I just felt my life has been too boring. I'm not invalidating other people's experiences here of not receiving a diagnosis in childhood, but what I'm saying is from personal experience only and that I was very unhappy and angry and confused about knowing I had a diagnosis as what I may have been if I hadn't known what was ''wrong'' with me.
The thing is, being diagnosed in childhood and getting statemented at school, it feels like your life is mapped out for you. You can't really do the normal teenage rebellion because you're more watched closely throughout school by your mentor, so if you didn't turn up to any classes your mentor will take a note and pass it to your form-tutor and your parents, and it's just harder to get away with such things. Also having a mentor in class with me marred my reputation to my peers, making them think I was ''ret*d'' and feeling embarrassed about being seen hanging out with me. So I became socially isolated and lonely and just relied on my mentor for friendship, further socially isolating me from my peers.
So I did feel like my diagnosis had become a hindrance and looking back I think that I probably would have engaged more in friendships with my peers had I not have got diagnosed. I might have ''went off the rails'' a bit, but in a way I sort of wanted to but had nobody to go off the rails with. My sister went off the rails by getting involved with boys and having to be grounded by our parents, causing lots of normal teenage arguments. I'm NOT saying that's good, but all I could do was watch all this drama unfold and be no part in it and just live like a 5-year-old kid; always kept safe indoors and leading a predictable innocent life where nothing happened to me and no boys liked me and no friends wanted me.
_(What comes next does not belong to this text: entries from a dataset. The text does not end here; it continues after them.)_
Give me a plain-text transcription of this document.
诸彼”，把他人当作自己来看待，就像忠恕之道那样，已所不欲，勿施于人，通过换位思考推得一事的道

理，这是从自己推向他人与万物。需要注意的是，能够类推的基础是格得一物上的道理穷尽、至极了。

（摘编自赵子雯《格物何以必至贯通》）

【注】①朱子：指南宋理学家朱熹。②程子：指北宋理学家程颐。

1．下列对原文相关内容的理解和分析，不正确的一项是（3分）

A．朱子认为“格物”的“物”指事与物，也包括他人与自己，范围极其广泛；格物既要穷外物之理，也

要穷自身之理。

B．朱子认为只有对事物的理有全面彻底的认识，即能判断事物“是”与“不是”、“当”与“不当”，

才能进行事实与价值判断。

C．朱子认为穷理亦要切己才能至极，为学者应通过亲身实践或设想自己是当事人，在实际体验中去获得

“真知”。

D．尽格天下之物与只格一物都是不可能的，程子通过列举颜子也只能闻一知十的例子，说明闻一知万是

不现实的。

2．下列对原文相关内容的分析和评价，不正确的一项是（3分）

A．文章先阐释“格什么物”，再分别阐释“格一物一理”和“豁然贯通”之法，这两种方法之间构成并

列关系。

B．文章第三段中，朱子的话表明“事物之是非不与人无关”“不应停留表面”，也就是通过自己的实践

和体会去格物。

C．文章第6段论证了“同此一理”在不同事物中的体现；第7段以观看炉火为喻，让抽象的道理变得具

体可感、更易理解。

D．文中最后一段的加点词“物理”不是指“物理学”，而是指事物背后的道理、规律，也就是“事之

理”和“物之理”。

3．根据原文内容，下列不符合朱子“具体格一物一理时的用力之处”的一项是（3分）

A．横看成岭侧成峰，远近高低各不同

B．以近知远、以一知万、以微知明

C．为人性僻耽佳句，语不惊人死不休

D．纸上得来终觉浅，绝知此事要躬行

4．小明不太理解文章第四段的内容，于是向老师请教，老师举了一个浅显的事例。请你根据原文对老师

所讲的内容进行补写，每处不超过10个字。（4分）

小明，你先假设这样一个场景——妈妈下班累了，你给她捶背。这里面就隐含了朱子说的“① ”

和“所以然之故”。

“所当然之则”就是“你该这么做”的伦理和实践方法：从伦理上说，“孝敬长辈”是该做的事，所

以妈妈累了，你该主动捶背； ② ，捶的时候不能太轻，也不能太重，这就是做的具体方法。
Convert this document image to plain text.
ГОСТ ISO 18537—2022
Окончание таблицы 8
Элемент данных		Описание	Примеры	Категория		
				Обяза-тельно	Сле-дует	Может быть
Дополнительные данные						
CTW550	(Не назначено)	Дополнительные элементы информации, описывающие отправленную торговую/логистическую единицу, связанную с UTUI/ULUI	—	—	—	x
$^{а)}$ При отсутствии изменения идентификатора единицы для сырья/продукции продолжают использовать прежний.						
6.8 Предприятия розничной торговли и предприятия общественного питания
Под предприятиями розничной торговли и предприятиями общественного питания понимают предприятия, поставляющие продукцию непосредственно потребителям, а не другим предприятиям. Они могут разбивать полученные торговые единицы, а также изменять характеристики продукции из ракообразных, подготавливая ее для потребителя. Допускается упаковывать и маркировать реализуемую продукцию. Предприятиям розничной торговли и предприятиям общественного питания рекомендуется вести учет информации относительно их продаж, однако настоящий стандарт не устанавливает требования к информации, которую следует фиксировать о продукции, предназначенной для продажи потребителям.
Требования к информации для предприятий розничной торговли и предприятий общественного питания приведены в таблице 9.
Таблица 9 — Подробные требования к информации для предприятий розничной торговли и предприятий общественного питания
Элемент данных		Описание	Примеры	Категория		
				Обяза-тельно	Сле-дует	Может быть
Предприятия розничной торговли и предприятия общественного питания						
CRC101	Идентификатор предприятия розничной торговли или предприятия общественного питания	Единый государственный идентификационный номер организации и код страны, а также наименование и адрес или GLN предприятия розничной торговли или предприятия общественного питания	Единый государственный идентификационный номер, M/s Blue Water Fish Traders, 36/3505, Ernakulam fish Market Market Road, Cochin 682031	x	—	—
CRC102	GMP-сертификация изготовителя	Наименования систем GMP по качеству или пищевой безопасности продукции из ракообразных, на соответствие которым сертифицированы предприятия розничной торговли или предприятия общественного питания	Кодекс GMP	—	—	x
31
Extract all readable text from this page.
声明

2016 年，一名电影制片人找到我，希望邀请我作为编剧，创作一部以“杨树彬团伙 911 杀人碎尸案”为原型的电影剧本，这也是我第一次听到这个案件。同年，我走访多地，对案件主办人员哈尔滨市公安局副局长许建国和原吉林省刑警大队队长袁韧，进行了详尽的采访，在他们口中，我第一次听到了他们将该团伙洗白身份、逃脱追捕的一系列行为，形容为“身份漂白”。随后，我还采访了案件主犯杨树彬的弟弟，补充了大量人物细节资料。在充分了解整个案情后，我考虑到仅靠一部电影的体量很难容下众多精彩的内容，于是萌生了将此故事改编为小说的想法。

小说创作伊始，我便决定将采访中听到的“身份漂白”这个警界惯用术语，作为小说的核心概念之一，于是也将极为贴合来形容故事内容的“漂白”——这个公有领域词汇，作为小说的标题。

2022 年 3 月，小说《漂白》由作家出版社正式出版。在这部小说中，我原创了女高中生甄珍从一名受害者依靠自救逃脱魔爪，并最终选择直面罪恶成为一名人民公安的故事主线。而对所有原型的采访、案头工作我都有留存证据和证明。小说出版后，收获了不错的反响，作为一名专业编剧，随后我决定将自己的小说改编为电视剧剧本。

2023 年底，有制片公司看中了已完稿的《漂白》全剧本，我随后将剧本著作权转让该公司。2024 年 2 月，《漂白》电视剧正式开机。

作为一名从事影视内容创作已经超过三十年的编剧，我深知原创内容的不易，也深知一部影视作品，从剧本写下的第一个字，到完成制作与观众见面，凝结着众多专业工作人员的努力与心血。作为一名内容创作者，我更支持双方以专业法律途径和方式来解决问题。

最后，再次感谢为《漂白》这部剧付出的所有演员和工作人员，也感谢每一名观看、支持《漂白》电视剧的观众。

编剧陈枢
I was probably the ideal teenager really, but not really, as I had a lot of outbursts of feeling sorry for myself because of my overwhelming social isolation and worthlessness, which caused a different set of problems for my parents.
It's difficult to explain. I'm probably just seeing the grass as greener but I just felt disconnected and out of touch when I was a teenager. I tried to rebel a bit in school but it didn't really work. I tried seeming cool, while blissfully unaware that having unshaved legs exposed is totally socially unacceptable when you're female, so while trying to be cool I just looked like a jackass in PE class wearing shorts with legs covered in hair, to which everyone seemed too polite to say in the first couple of years of having hairy legs but then some girls pointed and giggled at my legs just as we were coming to an end of our school lives. I wish they had pointed and giggled earlier on so that it could have been a wake-up call I needed to make more effort to fit in as a teenage girl. My mum often told me to shave my legs back then but being so she was my mum I never listened to her, and I didn't exactly look at the other girls' legs and I had no close friends to learn these things from. So I learnt the hard way instead.
But I'm not, repeat, NOT, implying that I wish anything that could cause trauma happened to me. I'm just saying that I wish I had a more active teenage sort of life, in experimenting and having fun. Instead I just felt behind, watching all of it but never being party to it.